Contributed by Mike Feazel, Lake Monticello News

Cost increases, many related to the pandemic, are making the annual fund drive of Lake Monticello Volunteer Fire & Rescue more important than ever, LMVFR officials said. The pandemic resulted in less county funding, less bingo revenue, and significantly higher operating and equipment costs, they said.

The fund drive now underway has a $120,000 goal, LMVFR officials said. The pandemic has had less impact on fundraising than you might imagine, said John Lye, the department’s head of water rescue. But other funding sources have been reduced, even as costs went up, he said.

“We’ve really been affected by the county’s willingness to provide funds,” Lye said.  “They completely eliminated all CIP funds one year, citing COVID-related revenue decreases, and we have been playing catch up ever since. Meanwhile, all costs are going up, including vehicle repair costs, personal protective equipment costs, fuel costs, and apparatus replacements costs”

Gasoline and diesel costs have “almost doubled,” said Fire Chief Richard Constantino, and propane costs also increased. “Firefighting personal protective gear (boots, coats, helmets, pants) costs have increased dramatically,” Constantino said. “They’ve almost doubled for certain items compared to pre-pandemic. He said the $85 cost of a pair of firefighting gloves, for example, has increased by 75 percent since the pandemic.

Even if it’s available instead of sitting on ships, the cost of firefighting apparatus costs “has increased about 10 percent in the last year and half,” with another substantial price increase expected Feb. 1. That means a $160,000 increase in the cost of a $1.6 million fire truck, for example, due to price increases of steel, aluminum and other factors that trickle down to the department. And it’s often taking 18 months to receive a new fire truck, vs one year a year ago, Constantino said.

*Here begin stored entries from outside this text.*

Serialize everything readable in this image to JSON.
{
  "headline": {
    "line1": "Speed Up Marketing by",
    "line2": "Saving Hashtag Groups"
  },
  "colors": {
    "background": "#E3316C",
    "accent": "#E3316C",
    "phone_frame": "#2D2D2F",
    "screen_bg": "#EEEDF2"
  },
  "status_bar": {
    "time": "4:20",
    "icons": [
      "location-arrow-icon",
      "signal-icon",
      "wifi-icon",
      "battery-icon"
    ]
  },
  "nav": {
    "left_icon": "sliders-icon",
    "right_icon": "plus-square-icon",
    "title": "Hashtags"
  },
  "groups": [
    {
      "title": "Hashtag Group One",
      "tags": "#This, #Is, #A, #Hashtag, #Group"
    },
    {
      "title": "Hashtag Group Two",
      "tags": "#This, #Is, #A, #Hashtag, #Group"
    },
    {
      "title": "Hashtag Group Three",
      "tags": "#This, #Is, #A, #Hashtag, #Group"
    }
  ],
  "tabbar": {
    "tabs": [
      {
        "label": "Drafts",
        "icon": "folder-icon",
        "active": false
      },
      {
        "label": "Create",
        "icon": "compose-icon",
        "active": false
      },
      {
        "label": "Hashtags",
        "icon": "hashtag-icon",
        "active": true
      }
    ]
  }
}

Meanwhile, LMVFR buildings are aging and need more maintenance and repairs, and “all those costs have increased,” Constantino said. “Our fundraising helps offset our operational expenses that the county does not fully fund, as well as the building repair and improvements that are constantly needed,” Lye said.

And it doesn’t look like getting better anytime soon, Constantino said: “The future is very uncertain.”

But the requirements for new equipment, most of which are financed by donations, continue. The Lake Monticello Volunteer Rescue Squad recently bought a new Road Rescue Ultramedic Type 1 ambulance with many nice features such as a front and rear liquid spring suspension system and LED Lighting.